On Losik classes of diffeomorphism pseudogroups

TL;DR

This paper explores characteristic classes of diffeomorphism pseudogroups, providing explicit formulas and geometric representations for these classes, with applications to specific low-dimensional examples.

Contribution

It introduces explicit expressions for Godbillon-Vey-Losik and Chern-Losik classes and constructs geometric models representing these classes on reduced frame bundles.

Findings

Explicit formulas for characteristic classes are derived.

Geometric models represent classes as volume and symplectic forms.

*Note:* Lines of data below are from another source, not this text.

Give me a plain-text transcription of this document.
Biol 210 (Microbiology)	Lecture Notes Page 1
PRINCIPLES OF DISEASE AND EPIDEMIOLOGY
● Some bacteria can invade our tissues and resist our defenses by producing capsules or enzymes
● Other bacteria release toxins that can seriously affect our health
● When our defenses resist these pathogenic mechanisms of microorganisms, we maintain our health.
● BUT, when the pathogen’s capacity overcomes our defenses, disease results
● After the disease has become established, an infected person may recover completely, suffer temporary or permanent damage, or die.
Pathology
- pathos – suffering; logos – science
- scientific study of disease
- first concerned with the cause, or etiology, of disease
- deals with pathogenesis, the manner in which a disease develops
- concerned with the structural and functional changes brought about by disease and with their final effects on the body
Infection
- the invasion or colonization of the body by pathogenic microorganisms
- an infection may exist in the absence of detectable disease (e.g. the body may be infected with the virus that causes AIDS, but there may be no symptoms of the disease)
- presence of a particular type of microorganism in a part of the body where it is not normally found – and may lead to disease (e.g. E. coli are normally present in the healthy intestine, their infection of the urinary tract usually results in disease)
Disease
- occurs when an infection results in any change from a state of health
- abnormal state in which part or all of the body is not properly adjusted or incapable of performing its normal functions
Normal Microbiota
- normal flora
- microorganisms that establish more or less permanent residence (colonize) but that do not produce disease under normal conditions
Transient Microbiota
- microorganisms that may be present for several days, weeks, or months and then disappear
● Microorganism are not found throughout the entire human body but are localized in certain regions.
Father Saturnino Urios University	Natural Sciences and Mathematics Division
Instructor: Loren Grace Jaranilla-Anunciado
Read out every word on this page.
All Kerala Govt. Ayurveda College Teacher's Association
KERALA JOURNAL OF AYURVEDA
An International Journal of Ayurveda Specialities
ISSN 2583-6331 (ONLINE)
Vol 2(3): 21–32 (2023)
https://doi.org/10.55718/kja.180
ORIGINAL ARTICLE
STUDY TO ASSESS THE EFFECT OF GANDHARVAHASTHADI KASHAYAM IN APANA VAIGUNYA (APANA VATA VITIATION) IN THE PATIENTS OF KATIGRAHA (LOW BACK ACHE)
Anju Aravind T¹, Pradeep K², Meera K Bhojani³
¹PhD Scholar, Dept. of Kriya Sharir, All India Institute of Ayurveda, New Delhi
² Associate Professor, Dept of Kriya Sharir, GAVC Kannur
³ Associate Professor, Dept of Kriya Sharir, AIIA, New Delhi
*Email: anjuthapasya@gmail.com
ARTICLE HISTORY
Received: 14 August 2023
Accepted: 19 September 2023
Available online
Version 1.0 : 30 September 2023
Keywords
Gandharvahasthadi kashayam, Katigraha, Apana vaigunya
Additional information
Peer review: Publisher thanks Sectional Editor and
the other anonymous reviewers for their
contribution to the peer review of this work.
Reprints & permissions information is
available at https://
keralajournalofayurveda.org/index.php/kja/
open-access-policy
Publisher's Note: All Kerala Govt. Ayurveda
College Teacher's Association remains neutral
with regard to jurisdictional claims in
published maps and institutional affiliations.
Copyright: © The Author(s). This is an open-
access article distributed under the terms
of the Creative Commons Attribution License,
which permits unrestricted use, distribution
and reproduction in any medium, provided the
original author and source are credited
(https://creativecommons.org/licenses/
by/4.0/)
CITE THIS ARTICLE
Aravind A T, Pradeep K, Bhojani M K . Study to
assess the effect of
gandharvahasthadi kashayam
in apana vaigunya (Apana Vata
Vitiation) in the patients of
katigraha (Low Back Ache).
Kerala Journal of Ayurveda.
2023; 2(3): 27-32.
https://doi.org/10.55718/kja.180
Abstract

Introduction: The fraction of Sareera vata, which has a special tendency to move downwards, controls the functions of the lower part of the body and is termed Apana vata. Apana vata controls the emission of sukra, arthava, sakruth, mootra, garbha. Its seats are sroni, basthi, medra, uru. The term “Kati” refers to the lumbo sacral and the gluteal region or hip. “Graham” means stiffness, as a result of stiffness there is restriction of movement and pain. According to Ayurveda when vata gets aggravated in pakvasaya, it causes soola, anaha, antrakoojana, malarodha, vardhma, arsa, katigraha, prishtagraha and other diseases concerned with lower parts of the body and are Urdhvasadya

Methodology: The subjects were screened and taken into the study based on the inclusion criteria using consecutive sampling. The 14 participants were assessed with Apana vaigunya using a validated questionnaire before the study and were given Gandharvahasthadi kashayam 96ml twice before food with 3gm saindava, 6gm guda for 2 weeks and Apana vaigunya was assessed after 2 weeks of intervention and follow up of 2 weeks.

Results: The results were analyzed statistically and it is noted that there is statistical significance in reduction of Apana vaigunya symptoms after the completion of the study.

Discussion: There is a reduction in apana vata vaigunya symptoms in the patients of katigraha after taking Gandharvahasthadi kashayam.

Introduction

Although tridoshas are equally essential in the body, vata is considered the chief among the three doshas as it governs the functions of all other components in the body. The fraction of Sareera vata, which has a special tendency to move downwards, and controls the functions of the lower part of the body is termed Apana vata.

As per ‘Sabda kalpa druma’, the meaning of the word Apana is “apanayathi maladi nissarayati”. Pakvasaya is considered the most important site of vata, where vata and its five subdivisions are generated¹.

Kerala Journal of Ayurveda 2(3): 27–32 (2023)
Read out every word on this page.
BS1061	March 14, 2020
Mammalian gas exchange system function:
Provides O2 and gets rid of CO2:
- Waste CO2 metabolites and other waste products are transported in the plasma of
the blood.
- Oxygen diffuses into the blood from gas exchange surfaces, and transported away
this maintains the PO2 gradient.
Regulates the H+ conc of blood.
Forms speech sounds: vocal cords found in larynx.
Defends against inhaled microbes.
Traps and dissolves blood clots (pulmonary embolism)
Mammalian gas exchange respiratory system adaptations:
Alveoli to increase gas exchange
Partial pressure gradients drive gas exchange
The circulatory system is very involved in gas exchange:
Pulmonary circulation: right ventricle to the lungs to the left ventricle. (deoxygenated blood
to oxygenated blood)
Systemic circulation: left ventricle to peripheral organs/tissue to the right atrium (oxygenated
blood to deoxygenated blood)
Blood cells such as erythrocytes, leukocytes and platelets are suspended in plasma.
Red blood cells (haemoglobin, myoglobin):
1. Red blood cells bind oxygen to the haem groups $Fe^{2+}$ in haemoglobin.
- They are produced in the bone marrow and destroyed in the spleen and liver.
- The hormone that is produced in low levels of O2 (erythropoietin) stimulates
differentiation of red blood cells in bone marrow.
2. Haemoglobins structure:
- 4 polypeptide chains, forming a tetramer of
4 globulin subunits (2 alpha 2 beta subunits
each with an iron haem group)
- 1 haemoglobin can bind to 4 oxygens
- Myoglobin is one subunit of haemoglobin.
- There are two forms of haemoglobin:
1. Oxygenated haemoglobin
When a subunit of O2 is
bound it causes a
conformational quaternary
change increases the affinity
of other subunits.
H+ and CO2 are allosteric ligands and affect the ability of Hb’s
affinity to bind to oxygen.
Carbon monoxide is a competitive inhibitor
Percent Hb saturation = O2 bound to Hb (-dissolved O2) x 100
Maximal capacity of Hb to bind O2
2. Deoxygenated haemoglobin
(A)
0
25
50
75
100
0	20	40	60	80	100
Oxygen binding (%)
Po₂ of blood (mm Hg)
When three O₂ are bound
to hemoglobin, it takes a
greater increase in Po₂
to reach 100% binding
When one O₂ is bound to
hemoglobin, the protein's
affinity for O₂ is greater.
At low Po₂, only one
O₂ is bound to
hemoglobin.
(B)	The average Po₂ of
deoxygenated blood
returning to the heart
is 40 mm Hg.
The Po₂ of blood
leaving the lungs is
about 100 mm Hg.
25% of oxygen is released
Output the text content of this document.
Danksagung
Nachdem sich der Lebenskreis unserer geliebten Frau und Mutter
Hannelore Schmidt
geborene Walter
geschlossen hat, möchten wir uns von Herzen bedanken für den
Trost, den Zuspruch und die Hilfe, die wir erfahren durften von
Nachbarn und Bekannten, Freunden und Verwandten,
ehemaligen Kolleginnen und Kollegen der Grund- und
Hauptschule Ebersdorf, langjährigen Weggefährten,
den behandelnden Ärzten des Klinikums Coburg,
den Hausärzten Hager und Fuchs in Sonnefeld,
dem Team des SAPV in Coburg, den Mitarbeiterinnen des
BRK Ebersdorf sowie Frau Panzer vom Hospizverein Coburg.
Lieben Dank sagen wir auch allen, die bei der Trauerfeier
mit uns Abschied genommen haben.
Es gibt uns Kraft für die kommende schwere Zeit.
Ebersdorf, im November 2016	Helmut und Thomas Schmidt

Examples in dimension 2 illustrate the theory.

Abstract

Let $P$ be a pseudogroup of local diffeomorphisms of an $n$-dimensional smooth manifold $M$. Following Losik we consider characteristic classes of the quotient $M/P$ as elements of the de~Rham cohomology of the second order frame bundles over $M/P$ coming from the generators of the Gelfand-Fuchs cohomology. We provide explicit expressions for the classes that we call Godbillon-Vey-Losik class and the first Chern-Losik class. Reducing the frame bundles we construct bundles over $M/P$ such that the Godbillon-Vey-Losik class is represented by a volume form on a space of dimension $2n+1$, and the first Chern-Losik class is represented by a symplectic form on a space of dimension $2n$. Examples in dimension 2 are considered.